The following questions pertain to the Safegraph Spend data:
- Does every POI in the Spend data have a latitude/longitude and NAICS code in the Places data for the United States?
- How are consumers selected for the Spend data panel? Is it a random sample?
- Do the same consumers in the Spend data appear each month, or are consumers added and dropped each month?
- The articles Quantifying Sampling Bias in SafeGraph Spend and Validating Spend Data for Brands Against Company Reporting provide helpful analyses for 2020-21. Have you conducted similar analyses for 2019 or 2022-23?
- The Quantifying Sampling Bias in SafeGraph Spend article says that the Spend data are fairly representative of state-level populations over time. Can I check this for lower levels of aggregation (e.g., counties)?
- The same article also says, “it may be necessary to adjust Spend data based on the state sampling rate each month, in order to account for the variations in state sampling rate over time for some states.” Do you have any suggestions on how to do that?
- Many locations in the 2019 Ohio Spend data report zero expenditures on some days. This can occur multiple days in a row, and not only on weekends. Do you know why that may be?

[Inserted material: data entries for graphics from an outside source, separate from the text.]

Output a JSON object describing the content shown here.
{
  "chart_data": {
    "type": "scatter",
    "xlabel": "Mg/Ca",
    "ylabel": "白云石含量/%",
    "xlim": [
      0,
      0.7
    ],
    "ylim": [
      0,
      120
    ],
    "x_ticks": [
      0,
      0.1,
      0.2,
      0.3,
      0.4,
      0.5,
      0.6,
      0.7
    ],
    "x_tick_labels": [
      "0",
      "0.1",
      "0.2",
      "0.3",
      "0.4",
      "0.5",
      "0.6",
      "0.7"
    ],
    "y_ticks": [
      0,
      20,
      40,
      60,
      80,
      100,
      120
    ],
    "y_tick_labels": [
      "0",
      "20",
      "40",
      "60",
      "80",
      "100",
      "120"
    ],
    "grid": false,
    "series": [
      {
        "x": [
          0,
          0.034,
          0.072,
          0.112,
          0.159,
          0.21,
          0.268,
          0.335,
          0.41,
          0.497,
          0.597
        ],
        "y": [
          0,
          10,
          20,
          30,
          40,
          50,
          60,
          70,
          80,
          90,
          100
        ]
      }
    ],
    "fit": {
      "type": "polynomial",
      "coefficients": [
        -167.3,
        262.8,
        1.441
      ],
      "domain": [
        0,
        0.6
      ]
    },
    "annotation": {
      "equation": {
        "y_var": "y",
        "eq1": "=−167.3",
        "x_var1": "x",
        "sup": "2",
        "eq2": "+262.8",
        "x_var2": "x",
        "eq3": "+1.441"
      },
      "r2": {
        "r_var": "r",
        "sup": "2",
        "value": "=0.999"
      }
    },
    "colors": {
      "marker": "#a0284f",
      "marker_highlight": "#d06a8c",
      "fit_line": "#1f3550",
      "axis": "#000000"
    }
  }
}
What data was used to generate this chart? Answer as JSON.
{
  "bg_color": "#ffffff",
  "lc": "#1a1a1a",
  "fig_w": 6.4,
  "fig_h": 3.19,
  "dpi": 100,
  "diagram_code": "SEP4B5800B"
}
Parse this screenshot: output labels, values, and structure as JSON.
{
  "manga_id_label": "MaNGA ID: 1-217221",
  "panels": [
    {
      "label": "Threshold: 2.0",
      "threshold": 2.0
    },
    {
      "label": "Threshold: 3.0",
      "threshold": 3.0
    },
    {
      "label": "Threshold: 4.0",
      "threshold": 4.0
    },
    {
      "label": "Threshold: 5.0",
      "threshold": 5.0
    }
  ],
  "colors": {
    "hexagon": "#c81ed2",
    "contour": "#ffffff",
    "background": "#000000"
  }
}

- The Spend documentation says, “for some transactions, the date reported is instead the date processed by the financial institution, which is typically the next business day.” Do you know what fraction of transactions this applies to?
Hi @gschlauch , I can try to answer a few of these now and will provide more responses later today.
- If the Spend POI is associated with a brick & mortar location, there will be a latitude/longitude coordinate in Places. I’m not sure if Spend encompasses any online retailers at the moment.
- The “How does SafeGraph build Spend data” question on this page provides some high-level insight here.
- We do not have access to any individual-level data to identify whether an individual user is added, dropped, or already existing each month, but intuitively I would strongly suspect the vast majority of the panel remains the same each month. There will certainly be consumers added and dropped each month based on how the Spend data is built, so the panel may change over time.
- I’m not familiar with any similar bias analyses other than the ones you’ve already linked to. I believe all the data used to create the 2020-21 analyses are available to recreate corresponding analyses for other years.
- The Spend product has a
customer_home_city column which may come in handy for analysis at lower-level aggregations.
6. Generally, the recommended approach is to use the Panel Overview Data and Census population data to normalize the raw spend totals for each state each month.
7. I would expect this is most common in low volume POIs and is largely due to sampling.
8. Unfortunately, I’m not aware of the fraction of transactions this applies to. The final bullet point in the section you linked to provides some suggestions for handling this issue.
Great! Thank you for your detailed responses.